3. Le coopératisme social est resté plus vivace dans d’autres domaines : assurances, pharmacies, tourisme, notamment. Bancaires aussi, jusqu’à de récents soubresauts mondialisateurs. Febecoop maintient en Belgique une activité centrée sur la promotion de « toute forme d'entreprise participative adhérant aux principes de solidarité, de démocratie économique et de rencontre de l'intérêt général ». Febecoop est l’un des deux membres belges de l’International Co-operative Alliance. Il existe même une Société wallonne d’économie sociale marchande, dépendant de la SRIW qui s’occupe explicitement aussi des coopératives. Par ailleurs, en sa 65ème séance plénière, le 18 décembre 2009, l’ONU a déclaré 2012 année internationale des coopératives. Enfin, « depuis 1995, l’Assemblée générale [de l’ONU] observe le premier samedi de juillet comme Journée internationale des coopératives ». Intérêt poli, institutionnel, pour la coopération, donc. L’économie sociale marchande et les coopératives sont souvent liées, notamment par la forme juridique que prennent les entreprises d’économie sociale.

4. Le coopératisme de consommation organise « la production, la distribution et la consommation selon la formule coopérative » et semble avoir toujours admis que l’accroissement des ventes et des bénéfices, le développement inexorable vers l’infini d’un certain nirvana commercial et marchand, était l’unique voie.
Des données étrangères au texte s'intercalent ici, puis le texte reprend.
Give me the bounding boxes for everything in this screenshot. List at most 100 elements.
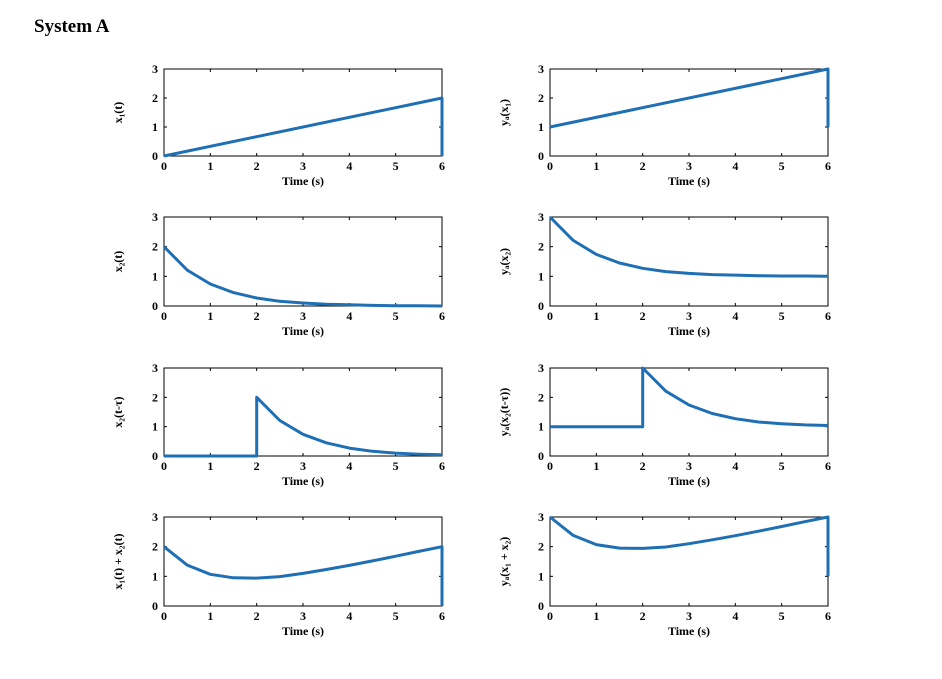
x-tick-label: 3 xyxy=(686,159,692,173)
y-tick-label: 1 xyxy=(152,420,158,434)
x-axis-label: Time (s) xyxy=(282,174,324,188)
y-tick-label: 1 xyxy=(152,120,158,134)
y-axis-label: x₁(t) xyxy=(111,102,125,124)
axes-box xyxy=(163,216,443,307)
y-axis-label: yₐ(x₁ + x₂) xyxy=(497,537,511,587)
y-tick-label: 0 xyxy=(152,449,158,463)
x-tick-label: 4 xyxy=(346,459,352,473)
series-line xyxy=(163,545,444,606)
y-tick-label: 2 xyxy=(538,240,544,254)
x-tick-label: 6 xyxy=(439,309,445,323)
x-tick-label: 2 xyxy=(640,159,646,173)
x-axis-label: Time (s) xyxy=(282,474,324,488)
x-axis-label: Time (s) xyxy=(668,324,710,338)
x-axis-label: Time (s) xyxy=(282,624,324,638)
x-axis-label: Time (s) xyxy=(668,624,710,638)
y-axis-label: x₂(t) xyxy=(111,251,125,273)
x-tick-label: 3 xyxy=(300,159,306,173)
x-tick-label: 0 xyxy=(547,159,553,173)
axes-box xyxy=(163,516,443,607)
x-tick-label: 1 xyxy=(207,309,213,323)
x-tick-label: 0 xyxy=(161,309,167,323)
y-tick-label: 3 xyxy=(538,62,544,76)
y-tick-label: 2 xyxy=(152,240,158,254)
x-tick-label: 6 xyxy=(825,459,831,473)
x-tick-label: 1 xyxy=(207,459,213,473)
x-tick-label: 0 xyxy=(161,609,167,623)
x-tick-label: 3 xyxy=(300,309,306,323)
y-tick-label: 3 xyxy=(538,210,544,224)
x-tick-label: 0 xyxy=(547,309,553,323)
x-tick-label: 2 xyxy=(640,459,646,473)
y-tick-label: 2 xyxy=(152,91,158,105)
x-axis-label: Time (s) xyxy=(668,474,710,488)
x-tick-label: 6 xyxy=(825,309,831,323)
x-tick-label: 4 xyxy=(732,159,738,173)
x-tick-label: 5 xyxy=(393,609,399,623)
series-line xyxy=(549,515,830,577)
x-tick-label: 2 xyxy=(254,609,260,623)
x-tick-label: 3 xyxy=(300,459,306,473)
y-axis-label: x₁(t) + x₂(t) xyxy=(111,533,125,589)
x-tick-label: 1 xyxy=(593,459,599,473)
x-tick-label: 3 xyxy=(686,609,692,623)
axes-box xyxy=(549,367,829,457)
series-line xyxy=(162,245,443,308)
x-tick-label: 1 xyxy=(207,159,213,173)
y-tick-label: 3 xyxy=(538,361,544,375)
x-tick-label: 1 xyxy=(593,609,599,623)
y-axis-label: yₐ(x₂(t-τ)) xyxy=(497,388,511,437)
y-axis-label: yₐ(x₂) xyxy=(497,248,511,275)
x-tick-label: 1 xyxy=(593,159,599,173)
x-tick-label: 4 xyxy=(732,459,738,473)
y-tick-label: 0 xyxy=(538,149,544,163)
y-tick-label: 2 xyxy=(152,390,158,404)
series-line xyxy=(163,96,444,158)
x-tick-label: 6 xyxy=(439,609,445,623)
y-tick-label: 1 xyxy=(152,269,158,283)
x-tick-label: 3 xyxy=(300,609,306,623)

Pourquoi le maintien, la consolidation voire même une certaine décroissance sereine ne seraient-elles pas enfin des options valables, des pistes fécondes pour la renaissance de coopératives de consommation locales, en partie bio, de toute façon à circuit court ancré dans le terroir ? La simplicité volontaire, le chauffage collectif, l’habitat groupé, la voiture partagée, les sociétés coopératives à responsabilité limitée à finalité sociale comme les Tournières à Liège, les systèmes d’ échanges locaux, les coopératives de production d’électricité, les coopératives d’artistes sont autant de mouvements encore embryonnaires qui semblent aller dans une direction différente du « tout » au capitalisme et mettent à profit le lien social, fût-il faible, indispensable au fonctionnement démocratique de ces nouvelles donnes.

5. La forme juridique des sociétés coopératives balise vraisemblablement mieux le champ du respect (théorique) de la démocratie interne. Les « petits actionnaires » de l’ex-Fortis ont appris à leurs dépens une différence fondamentale avec la Société Anonyme … très anonyme.

Remerciements

L’accueil que j’ai reçu à l’IHOES a toujours été chaleureux et efficace. Le volume des archives mises à ma disposition n’a cessé de croître pour permettre une rédaction informée. Mémoire de Neupré, avec son président, sa secrétaire et plusieurs administrateurs, m’a également bien aidé dans la « fouille » du terreau local. Que toutes et tous soient ici remerciés pour le temps qu’elles/ils ont bien voulu consacrer à alimenter ma recherche d’histoire locale et régionale en matériaux utiles. Ils/elles sont les seul-e-s à savoir qu’ils existaient.